Norway: water mixture keeps the pipes open

24 Apr 2007 | News

Licensing opportunity

A water mixture that prevents sand from gumming up oil production equipment and can also be used to seal cracks in tunnel walls to stop erosion has been developed at the Norwegian University of Science and Technology (NTNU).

The technique involves pumping water with various additives into subsea oil fields or  tunnel walls, for example.

“The system consists of two solutions – one carbonate source and one calcium source – which are mixed half and half. Gradually, over 24 hours, calcite – limestone – precipitates from the mixture,” explains Professor Terje Østvold at the Department of Materials Science and Engineering, who devised the technique.

This limestone seals fissures in rocks and bind grains of sand.

Oil fields are depleted gradually, which results in lower pressure. To recover more oil, more water is pumped in to increase the pressure. But in many reservoirs, the water will transports sand into the production equipment. Currently, filters are used to remove the sand, but this method is not particularly effective.

“Gradually, the amount of sand makes recovery impossible and unprofitable. New wells must be drilled, but that may be so expensive that recovering the remaining oil is uneconomic,” says Professor Østvold.

When Østvold’s chemical water mixture enters the oil reservoir, calcium carbonate crystals binds sand grains together, so they cannot move down the pipe. The water mixture can also be used to seal fissures in tunnels.

“The current method involves injecting concrete into fissures in the rock while working the tunnels. The carbonate and calcium water is a lot more liquid than concrete. By injecting this mixture into the rock wall on the inside of the tunnel, the calcium carbonate crystals will fill the narrow, water-bearing fissures in the rock and seal them,” says Østvold. 
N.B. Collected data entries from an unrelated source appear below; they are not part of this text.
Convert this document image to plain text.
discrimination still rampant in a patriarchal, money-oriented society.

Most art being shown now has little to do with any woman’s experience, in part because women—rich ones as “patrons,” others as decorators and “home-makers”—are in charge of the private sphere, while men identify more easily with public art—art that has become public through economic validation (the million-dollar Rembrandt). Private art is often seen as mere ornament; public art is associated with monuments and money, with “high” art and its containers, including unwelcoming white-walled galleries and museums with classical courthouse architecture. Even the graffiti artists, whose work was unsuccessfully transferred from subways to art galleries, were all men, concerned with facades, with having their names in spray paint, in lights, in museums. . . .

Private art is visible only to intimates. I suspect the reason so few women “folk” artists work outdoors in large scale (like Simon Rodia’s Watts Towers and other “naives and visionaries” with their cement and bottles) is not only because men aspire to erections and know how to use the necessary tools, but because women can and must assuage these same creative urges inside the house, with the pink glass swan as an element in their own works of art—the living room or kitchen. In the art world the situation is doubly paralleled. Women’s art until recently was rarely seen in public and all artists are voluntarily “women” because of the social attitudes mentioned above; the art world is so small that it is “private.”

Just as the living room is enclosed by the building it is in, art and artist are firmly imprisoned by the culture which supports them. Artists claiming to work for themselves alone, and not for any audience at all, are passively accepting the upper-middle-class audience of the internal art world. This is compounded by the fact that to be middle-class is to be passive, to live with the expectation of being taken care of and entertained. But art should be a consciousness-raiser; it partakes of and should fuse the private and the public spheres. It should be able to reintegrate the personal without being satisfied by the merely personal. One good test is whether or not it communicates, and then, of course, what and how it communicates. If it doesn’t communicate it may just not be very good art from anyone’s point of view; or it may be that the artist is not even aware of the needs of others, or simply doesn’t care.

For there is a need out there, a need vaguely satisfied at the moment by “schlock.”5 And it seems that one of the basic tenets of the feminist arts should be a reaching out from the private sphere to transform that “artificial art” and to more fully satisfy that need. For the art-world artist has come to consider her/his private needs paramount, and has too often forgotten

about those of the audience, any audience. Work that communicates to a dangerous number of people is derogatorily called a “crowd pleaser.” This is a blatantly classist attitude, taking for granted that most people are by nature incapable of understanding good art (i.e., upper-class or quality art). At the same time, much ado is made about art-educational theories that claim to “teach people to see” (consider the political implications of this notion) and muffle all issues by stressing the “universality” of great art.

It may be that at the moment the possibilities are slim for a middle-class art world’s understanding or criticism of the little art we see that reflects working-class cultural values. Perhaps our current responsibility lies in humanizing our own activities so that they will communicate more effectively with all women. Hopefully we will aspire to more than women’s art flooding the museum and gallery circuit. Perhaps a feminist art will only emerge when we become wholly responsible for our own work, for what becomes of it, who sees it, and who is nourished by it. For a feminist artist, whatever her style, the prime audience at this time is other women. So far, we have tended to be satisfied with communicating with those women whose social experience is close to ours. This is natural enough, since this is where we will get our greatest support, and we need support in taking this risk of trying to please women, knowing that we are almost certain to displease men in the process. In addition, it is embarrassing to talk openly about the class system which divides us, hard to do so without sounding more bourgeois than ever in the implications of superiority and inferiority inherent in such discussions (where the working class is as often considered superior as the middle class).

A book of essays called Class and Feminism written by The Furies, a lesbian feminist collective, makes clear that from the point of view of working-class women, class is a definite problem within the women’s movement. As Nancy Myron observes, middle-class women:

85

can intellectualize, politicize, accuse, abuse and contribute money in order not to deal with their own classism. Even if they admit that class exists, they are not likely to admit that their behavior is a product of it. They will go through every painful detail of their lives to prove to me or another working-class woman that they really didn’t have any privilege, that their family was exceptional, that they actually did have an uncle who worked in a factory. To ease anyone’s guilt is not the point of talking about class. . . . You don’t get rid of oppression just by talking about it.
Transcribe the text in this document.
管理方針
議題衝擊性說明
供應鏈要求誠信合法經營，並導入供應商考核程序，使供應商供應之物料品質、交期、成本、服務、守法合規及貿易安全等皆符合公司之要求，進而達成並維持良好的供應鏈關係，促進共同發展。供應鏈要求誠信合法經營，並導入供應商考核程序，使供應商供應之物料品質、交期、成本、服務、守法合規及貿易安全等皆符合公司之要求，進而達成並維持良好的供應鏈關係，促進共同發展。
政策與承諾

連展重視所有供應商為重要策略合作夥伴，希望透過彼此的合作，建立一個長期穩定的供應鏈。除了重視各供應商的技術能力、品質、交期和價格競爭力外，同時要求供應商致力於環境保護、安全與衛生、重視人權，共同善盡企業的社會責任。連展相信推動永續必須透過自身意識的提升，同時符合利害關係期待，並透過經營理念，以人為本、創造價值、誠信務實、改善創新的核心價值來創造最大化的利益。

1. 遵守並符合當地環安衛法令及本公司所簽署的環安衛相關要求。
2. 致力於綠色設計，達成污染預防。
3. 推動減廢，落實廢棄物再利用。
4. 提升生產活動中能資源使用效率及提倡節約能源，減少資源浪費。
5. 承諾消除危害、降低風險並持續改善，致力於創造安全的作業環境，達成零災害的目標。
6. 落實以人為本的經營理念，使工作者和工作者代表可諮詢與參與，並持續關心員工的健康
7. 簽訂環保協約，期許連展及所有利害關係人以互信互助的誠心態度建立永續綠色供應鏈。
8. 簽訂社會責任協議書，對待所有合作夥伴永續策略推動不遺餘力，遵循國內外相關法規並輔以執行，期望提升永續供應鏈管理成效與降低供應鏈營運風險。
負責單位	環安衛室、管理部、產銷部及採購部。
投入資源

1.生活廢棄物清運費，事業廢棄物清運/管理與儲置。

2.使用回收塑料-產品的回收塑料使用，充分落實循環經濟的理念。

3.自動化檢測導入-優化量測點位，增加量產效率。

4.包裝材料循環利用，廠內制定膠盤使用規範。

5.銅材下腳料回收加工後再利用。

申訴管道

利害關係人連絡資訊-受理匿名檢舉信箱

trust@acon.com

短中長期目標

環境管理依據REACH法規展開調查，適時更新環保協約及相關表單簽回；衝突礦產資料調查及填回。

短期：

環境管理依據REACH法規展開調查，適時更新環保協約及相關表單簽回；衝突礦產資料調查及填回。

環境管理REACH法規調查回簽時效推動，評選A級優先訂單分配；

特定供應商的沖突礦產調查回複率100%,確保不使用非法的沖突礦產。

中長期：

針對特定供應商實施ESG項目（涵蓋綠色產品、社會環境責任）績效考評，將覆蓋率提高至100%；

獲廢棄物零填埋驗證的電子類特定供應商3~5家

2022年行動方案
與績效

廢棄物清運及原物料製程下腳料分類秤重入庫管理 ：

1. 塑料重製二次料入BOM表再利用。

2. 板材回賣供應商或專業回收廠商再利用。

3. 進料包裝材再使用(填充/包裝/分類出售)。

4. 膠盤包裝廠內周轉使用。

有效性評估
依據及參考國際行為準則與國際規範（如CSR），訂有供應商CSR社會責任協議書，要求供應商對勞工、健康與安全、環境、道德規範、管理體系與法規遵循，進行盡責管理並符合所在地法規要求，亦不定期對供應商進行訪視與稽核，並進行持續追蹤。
The Norwegian Public Roads Administration is interested in the discovery, and recently invited the researchers from NTNU to test the method in the Eiksund tunnel in Møre.

“It worked perfectly,” claims Østvold. “We achieved a leakage reduction of more than 80 per cent.”

Østvold developed the new method in cooperation with the spin-off firm Impermeable AS that he founded a few years ago. There are plans to test the technique in oil fields in the North Sea.